MARKET volatility will continue to plauge the Philippines, weakening the peso and compelling fund managers to repatriate gains from the stock market, until the Federal Reserve decides to raise interest rates in the US.
In the face of the market play on US interest rates, it is up to investors how they would judge the Philippine economy an its macro economic fundamentals, according to the Bangko Sentral ng Pilipinas (BSP).
The weakness of the Philippine peso is being driven mainly by external factors, BSP Governor Amando Tetangco Jr. told reporters on the sidelines of the signing of the memorandum of agreement between the Financial Stability Coordination Council and the Housing and Land Use Regulatory Board on Friday.

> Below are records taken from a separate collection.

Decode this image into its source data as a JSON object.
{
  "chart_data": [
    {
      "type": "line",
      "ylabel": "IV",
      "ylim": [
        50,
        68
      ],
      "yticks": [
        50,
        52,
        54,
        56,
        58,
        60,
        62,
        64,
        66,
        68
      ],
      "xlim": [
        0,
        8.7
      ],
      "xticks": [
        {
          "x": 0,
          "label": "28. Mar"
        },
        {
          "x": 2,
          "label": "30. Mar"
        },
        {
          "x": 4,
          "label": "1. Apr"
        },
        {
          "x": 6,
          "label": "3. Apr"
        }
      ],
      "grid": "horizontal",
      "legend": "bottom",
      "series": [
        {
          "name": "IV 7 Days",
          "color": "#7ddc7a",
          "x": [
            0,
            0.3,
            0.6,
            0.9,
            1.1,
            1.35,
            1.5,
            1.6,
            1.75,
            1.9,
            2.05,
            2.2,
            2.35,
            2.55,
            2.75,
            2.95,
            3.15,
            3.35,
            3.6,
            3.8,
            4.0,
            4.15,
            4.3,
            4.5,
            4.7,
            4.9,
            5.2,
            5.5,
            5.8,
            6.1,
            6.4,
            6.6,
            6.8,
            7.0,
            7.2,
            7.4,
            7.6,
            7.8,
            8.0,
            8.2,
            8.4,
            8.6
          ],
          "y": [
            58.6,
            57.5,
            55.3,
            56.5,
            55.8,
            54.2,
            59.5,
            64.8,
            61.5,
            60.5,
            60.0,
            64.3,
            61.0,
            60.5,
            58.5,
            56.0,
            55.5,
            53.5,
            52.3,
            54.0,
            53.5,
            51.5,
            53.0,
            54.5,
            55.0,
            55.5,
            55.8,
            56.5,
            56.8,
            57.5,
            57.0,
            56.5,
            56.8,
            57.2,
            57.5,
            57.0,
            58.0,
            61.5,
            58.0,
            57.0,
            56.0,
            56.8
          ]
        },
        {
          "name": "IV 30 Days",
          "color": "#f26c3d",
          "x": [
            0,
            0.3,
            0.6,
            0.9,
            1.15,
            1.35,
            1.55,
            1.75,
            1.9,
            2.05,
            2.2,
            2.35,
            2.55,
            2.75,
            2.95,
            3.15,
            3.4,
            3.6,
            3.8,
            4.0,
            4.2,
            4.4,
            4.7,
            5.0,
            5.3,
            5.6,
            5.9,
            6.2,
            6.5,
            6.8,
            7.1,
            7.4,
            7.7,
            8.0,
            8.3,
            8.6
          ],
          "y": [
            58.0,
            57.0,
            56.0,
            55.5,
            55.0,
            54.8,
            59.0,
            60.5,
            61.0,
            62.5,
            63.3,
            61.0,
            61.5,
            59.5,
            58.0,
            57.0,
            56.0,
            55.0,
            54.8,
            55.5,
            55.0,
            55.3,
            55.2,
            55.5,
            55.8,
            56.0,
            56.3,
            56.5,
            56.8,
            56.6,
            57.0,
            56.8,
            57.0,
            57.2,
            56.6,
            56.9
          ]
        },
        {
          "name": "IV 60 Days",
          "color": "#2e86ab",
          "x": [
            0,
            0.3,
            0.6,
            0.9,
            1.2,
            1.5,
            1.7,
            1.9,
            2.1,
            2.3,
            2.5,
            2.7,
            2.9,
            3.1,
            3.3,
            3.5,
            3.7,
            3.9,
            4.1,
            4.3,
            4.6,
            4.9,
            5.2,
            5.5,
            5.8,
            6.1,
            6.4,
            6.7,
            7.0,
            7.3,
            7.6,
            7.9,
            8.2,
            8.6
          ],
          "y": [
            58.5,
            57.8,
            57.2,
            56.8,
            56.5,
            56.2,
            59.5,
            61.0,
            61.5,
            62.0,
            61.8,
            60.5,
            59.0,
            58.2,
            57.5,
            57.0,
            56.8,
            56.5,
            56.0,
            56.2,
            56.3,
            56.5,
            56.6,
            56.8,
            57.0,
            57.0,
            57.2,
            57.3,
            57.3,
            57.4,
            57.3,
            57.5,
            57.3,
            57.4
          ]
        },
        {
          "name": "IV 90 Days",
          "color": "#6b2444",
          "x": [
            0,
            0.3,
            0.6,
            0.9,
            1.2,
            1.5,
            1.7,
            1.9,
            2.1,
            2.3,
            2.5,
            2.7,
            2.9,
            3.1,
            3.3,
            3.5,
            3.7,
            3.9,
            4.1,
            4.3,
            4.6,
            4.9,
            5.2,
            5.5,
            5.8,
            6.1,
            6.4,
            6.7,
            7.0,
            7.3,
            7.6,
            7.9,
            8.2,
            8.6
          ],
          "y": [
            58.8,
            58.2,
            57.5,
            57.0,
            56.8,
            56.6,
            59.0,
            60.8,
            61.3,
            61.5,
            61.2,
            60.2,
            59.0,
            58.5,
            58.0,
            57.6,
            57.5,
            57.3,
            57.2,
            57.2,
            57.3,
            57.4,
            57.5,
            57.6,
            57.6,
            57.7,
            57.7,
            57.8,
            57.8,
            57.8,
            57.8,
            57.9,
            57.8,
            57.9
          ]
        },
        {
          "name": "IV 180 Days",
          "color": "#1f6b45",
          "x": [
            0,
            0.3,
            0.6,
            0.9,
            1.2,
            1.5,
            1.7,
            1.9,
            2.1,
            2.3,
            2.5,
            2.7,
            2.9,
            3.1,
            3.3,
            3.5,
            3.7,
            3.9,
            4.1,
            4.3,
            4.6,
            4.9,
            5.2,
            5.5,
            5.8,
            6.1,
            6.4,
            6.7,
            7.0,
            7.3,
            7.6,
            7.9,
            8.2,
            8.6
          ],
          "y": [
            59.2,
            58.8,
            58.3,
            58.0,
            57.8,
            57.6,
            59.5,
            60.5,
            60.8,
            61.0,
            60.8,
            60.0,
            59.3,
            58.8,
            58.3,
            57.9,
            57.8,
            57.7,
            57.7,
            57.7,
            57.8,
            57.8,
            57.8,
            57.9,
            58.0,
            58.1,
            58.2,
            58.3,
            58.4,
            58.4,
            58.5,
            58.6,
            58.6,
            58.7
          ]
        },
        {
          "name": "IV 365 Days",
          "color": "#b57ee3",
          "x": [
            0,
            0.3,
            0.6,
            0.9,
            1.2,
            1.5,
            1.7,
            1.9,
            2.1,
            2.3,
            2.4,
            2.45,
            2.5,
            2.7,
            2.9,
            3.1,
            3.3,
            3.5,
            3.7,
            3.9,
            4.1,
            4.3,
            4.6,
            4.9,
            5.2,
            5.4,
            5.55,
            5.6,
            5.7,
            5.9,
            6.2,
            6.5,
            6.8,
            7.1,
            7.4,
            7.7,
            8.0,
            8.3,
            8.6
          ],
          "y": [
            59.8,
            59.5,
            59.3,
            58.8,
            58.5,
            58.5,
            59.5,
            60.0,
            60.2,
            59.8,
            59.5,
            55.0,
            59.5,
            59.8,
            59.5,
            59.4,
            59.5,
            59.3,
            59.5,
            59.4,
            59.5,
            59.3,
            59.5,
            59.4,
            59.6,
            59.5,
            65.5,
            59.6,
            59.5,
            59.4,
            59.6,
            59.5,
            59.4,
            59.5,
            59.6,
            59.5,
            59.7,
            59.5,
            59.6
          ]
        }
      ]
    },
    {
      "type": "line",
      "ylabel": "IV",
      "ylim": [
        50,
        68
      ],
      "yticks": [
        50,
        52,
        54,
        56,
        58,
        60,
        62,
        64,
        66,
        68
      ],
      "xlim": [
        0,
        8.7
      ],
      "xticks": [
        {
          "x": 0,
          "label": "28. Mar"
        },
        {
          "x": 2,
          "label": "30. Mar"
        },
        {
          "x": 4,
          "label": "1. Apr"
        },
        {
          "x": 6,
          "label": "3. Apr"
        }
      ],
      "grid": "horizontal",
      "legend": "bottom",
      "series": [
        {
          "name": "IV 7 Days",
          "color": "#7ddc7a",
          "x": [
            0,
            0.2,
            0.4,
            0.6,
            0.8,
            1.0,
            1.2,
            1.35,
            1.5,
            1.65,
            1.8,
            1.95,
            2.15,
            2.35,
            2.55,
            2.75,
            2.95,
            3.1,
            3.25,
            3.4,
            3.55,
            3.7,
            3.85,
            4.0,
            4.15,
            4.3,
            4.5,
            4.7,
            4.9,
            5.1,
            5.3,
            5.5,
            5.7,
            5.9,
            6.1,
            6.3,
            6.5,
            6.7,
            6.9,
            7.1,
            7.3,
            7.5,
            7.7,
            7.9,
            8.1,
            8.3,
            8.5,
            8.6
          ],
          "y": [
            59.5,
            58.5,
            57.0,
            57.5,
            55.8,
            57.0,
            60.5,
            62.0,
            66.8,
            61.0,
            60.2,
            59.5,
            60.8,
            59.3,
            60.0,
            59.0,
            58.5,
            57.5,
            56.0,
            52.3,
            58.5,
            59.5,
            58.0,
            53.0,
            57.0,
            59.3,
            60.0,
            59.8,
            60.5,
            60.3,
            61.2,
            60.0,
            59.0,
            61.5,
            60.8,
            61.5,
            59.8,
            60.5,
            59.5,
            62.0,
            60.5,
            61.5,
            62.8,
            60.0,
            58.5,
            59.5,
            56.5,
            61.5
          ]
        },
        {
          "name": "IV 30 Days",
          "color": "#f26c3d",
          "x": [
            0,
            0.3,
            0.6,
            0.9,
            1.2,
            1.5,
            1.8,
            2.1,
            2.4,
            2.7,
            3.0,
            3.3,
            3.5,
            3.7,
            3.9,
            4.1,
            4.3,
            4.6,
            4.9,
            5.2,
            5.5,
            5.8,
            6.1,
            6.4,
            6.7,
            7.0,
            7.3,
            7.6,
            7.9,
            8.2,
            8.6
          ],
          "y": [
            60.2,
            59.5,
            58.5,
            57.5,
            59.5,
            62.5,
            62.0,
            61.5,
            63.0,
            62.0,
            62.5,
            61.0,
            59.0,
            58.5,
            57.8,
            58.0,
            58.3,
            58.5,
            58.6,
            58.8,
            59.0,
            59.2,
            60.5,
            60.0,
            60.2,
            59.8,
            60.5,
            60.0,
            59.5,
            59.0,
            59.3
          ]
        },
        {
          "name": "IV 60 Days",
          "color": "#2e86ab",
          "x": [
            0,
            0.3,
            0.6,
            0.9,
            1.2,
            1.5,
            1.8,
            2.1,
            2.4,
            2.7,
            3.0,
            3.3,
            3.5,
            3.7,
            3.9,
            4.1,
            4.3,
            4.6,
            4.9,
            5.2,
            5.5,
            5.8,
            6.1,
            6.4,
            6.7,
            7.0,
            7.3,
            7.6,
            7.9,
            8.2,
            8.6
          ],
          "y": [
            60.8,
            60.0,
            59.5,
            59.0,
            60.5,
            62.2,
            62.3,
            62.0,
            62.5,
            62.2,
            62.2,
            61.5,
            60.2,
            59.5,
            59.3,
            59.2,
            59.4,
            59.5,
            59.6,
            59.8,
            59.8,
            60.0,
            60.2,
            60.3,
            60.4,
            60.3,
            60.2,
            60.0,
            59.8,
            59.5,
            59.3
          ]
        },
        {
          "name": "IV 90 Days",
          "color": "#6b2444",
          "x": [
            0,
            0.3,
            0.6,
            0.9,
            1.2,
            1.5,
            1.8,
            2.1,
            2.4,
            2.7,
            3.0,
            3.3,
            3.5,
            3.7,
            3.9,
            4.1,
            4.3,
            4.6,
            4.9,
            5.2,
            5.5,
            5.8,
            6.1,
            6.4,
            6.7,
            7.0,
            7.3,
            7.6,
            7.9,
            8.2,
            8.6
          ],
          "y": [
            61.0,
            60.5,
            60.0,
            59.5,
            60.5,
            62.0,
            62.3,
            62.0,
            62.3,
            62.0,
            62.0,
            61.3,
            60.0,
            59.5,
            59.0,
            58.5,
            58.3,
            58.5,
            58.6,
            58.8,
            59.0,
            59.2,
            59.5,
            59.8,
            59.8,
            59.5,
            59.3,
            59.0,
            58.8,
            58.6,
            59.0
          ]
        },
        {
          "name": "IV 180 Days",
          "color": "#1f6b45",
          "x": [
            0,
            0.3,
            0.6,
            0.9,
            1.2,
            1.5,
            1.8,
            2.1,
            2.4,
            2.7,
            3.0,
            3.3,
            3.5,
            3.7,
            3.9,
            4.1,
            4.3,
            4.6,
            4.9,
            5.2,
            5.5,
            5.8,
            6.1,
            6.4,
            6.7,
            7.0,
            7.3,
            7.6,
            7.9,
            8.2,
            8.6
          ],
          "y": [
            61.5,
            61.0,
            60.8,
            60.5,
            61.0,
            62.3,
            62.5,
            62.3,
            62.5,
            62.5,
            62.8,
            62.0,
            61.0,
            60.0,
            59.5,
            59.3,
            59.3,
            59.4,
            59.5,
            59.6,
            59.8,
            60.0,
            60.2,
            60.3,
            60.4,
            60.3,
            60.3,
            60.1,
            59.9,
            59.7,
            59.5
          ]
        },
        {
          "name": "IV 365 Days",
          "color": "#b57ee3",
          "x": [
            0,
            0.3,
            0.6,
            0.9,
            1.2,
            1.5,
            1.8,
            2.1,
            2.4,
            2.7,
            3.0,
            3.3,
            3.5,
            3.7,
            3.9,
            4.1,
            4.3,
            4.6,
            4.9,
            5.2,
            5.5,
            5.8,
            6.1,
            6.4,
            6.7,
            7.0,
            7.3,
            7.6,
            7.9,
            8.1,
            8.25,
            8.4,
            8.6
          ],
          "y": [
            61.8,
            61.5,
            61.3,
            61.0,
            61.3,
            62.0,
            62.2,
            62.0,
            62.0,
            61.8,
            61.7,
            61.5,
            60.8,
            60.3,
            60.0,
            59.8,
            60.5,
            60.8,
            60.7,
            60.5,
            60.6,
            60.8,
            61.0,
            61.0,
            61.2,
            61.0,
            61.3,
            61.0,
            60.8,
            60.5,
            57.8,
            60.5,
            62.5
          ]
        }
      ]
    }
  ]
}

“That is why if you look at the movements in other jurisdictions in Asia, we would also see a weakening of their currencies. At this point in time, there seems to be some risk aversion given . . . the uncertainty about when the US Fed is going to finally increase interest rates,” he said.
Going by the statements of various United States Federal Reserve governors and presidents, there seems to be a split—some want to increase interest rates and some would want to wait, Tetangko noted.

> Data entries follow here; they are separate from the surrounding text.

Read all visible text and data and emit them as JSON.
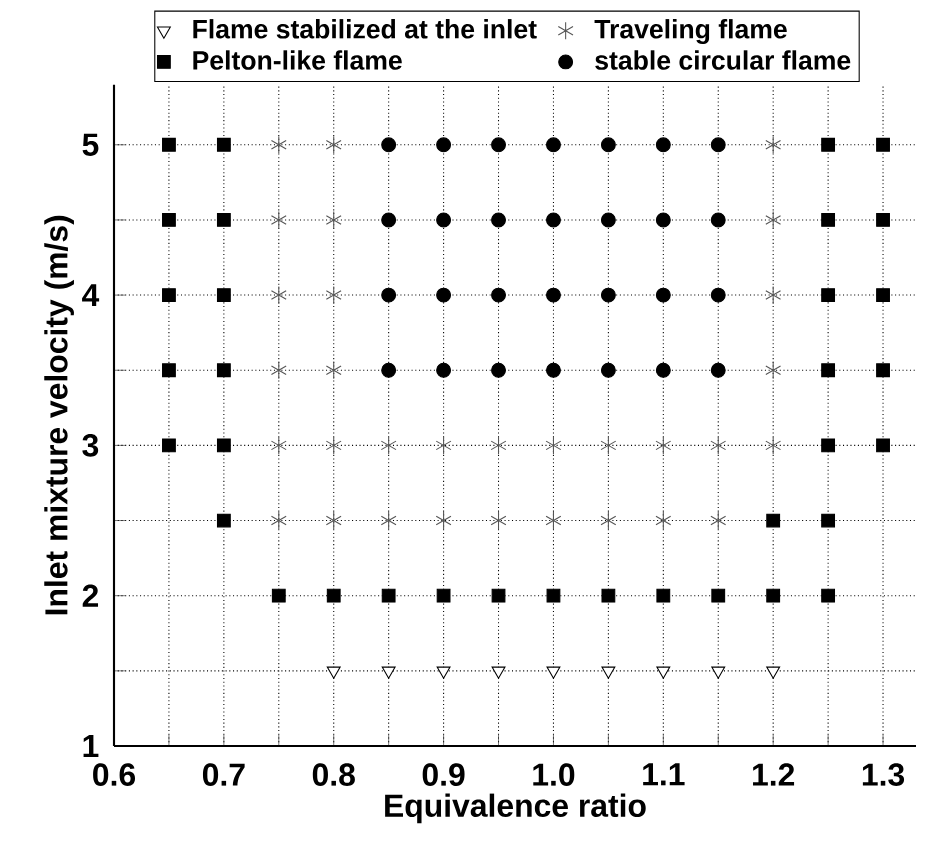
{
  "chart_data": {
    "type": "scatter",
    "xlabel": "Equivalence ratio",
    "ylabel": "Inlet mixture velocity (m/s)",
    "xlim": [
      0.6,
      1.33
    ],
    "ylim": [
      1,
      5.4
    ],
    "xticks": [
      0.6,
      {
        "value": 0.65,
        "label": null
      },
      0.7,
      {
        "value": 0.75,
        "label": null
      },
      0.8,
      {
        "value": 0.85,
        "label": null
      },
      0.9,
      {
        "value": 0.95,
        "label": null
      },
      {
        "value": 1.0,
        "label": "1.0"
      },
      {
        "value": 1.05,
        "label": null
      },
      1.1,
      {
        "value": 1.15,
        "label": null
      },
      1.2,
      {
        "value": 1.25,
        "label": null
      },
      1.3
    ],
    "yticks": [
      1,
      {
        "value": 1.5,
        "label": null
      },
      2,
      {
        "value": 2.5,
        "label": null
      },
      3,
      {
        "value": 3.5,
        "label": null
      },
      4,
      {
        "value": 4.5,
        "label": null
      },
      5
    ],
    "grid": true,
    "legend": "top",
    "series": [
      {
        "name": "Flame stabilized at the inlet",
        "color": "#000000",
        "marker": "triangle",
        "x": [
          0.8,
          0.85,
          0.9,
          0.95,
          1.0,
          1.05,
          1.1,
          1.15,
          1.2
        ],
        "values": [
          1.5,
          1.5,
          1.5,
          1.5,
          1.5,
          1.5,
          1.5,
          1.5,
          1.5
        ]
      },
      {
        "name": "Traveling flame",
        "color": "#555555",
        "marker": "cross",
        "x": [
          0.75,
          0.8,
          1.2,
          0.75,
          0.8,
          1.2,
          0.75,
          0.8,
          1.2,
          0.75,
          0.8,
          1.2,
          0.75,
          0.8,
          0.85,
          0.9,
          0.95,
          1.0,
          1.05,
          1.1,
          1.15,
          1.2,
          0.75,
          0.8,
          0.85,
          0.9,
          0.95,
          1.0,
          1.05,
          1.1,
          1.15
        ],
        "values": [
          5,
          5,
          5,
          4.5,
          4.5,
          4.5,
          4,
          4,
          4,
          3.5,
          3.5,
          3.5,
          3,
          3,
          3,
          3,
          3,
          3,
          3,
          3,
          3,
          3,
          2.5,
          2.5,
          2.5,
          2.5,
          2.5,
          2.5,
          2.5,
          2.5,
          2.5
        ]
      },
      {
        "name": "Pelton-like flame",
        "color": "#000000",
        "marker": "square",
        "x": [
          0.65,
          0.7,
          1.25,
          1.3,
          0.65,
          0.7,
          1.25,
          1.3,
          0.65,
          0.7,
          1.25,
          1.3,
          0.65,
          0.7,
          1.25,
          1.3,
          0.65,
          0.7,
          1.25,
          1.3,
          0.7,
          1.2,
          1.25,
          0.75,
          0.8,
          0.85,
          0.9,
          0.95,
          1.0,
          1.05,
          1.1,
          1.15,
          1.2,
          1.25
        ],
        "values": [
          5,
          5,
          5,
          5,
          4.5,
          4.5,
          4.5,
          4.5,
          4,
          4,
          4,
          4,
          3.5,
          3.5,
          3.5,
          3.5,
          3,
          3,
          3,
          3,
          2.5,
          2.5,
          2.5,
          2,
          2,
          2,
          2,
          2,
          2,
          2,
          2,
          2,
          2,
          2
        ]
      },
      {
        "name": "stable circular flame",
        "color": "#000000",
        "marker": "circle",
        "x": [
          0.85,
          0.9,
          0.95,
          1.0,
          1.05,
          1.1,
          1.15,
          0.85,
          0.9,
          0.95,
          1.0,
          1.05,
          1.1,
          1.15,
          0.85,
          0.9,
          0.95,
          1.0,
          1.05,
          1.1,
          1.15,
          0.85,
          0.9,
          0.95,
          1.0,
          1.05,
          1.1,
          1.15
        ],
        "values": [
          5,
          5,
          5,
          5,
          5,
          5,
          5,
          4.5,
          4.5,
          4.5,
          4.5,
          4.5,
          4.5,
          4.5,
          4,
          4,
          4,
          4,
          4,
          4,
          4,
          3.5,
          3.5,
          3.5,
          3.5,
          3.5,
          3.5,
          3.5
        ]
      }
    ]
  }
}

“So that causes some volatilities in financial markets,” he pointed out.
Another factor is the European play, particularly the German bank that is causing concern about the financial system in that part of the world.
Tetangco said there are also some domestic factors, for instance, the increase in corporate demand for dollars for both fixing and import requirements.
“So together, these factors have pushed down the exchange rate. But the increase in corporate demand is not negative, because it indicates that you are growing and businesses are importing their requirements that they can use for further expansion,” he said.
On Friday, the peso closed to a new seven-year low of P48.50:$1 against the US dollar, losing 17 centavos from P48.33 on Thursday. It was the weakest for the Philippine currency in seven years since it settled at P48.62:$1 on September 4, 2009.
BSP Deputy Governor Diwa Guinigundo also cited the waiting game regarding the US Fed move on interest rates that serves as catalyst for capital flight from the Philippines.
Latest data from the central bank showed foreign portfolio investments flows in the week ending September 16 were a net outflow of $347 million, compared with $252 million the week prior and $40.39 million in net inflow a year earlier.
Foreign portfolio investments are a component of the balance of payments (BOP), which summarizes the country’s economic transactions with the rest of the world over a certain period. Other components of the BOP include trade, direct foreign investments, and remittances.
“In fact if you read the commentaries . . . uncertainty will continue until such time that the market is sure when the US adjustment will really take place” Guinigundo said.
“Number two, the global economy is still soft. The recovery is very uneven. There are some countries that are recovering fast. So in general, there is uncertainty about the global economy,” he added.
In light of all this, Guinigundo said monetary authorities are assuming that the market is rational and “can digest both positive and negative news and in the end judge whether going into the emerging markets, including the Philippines, is good.”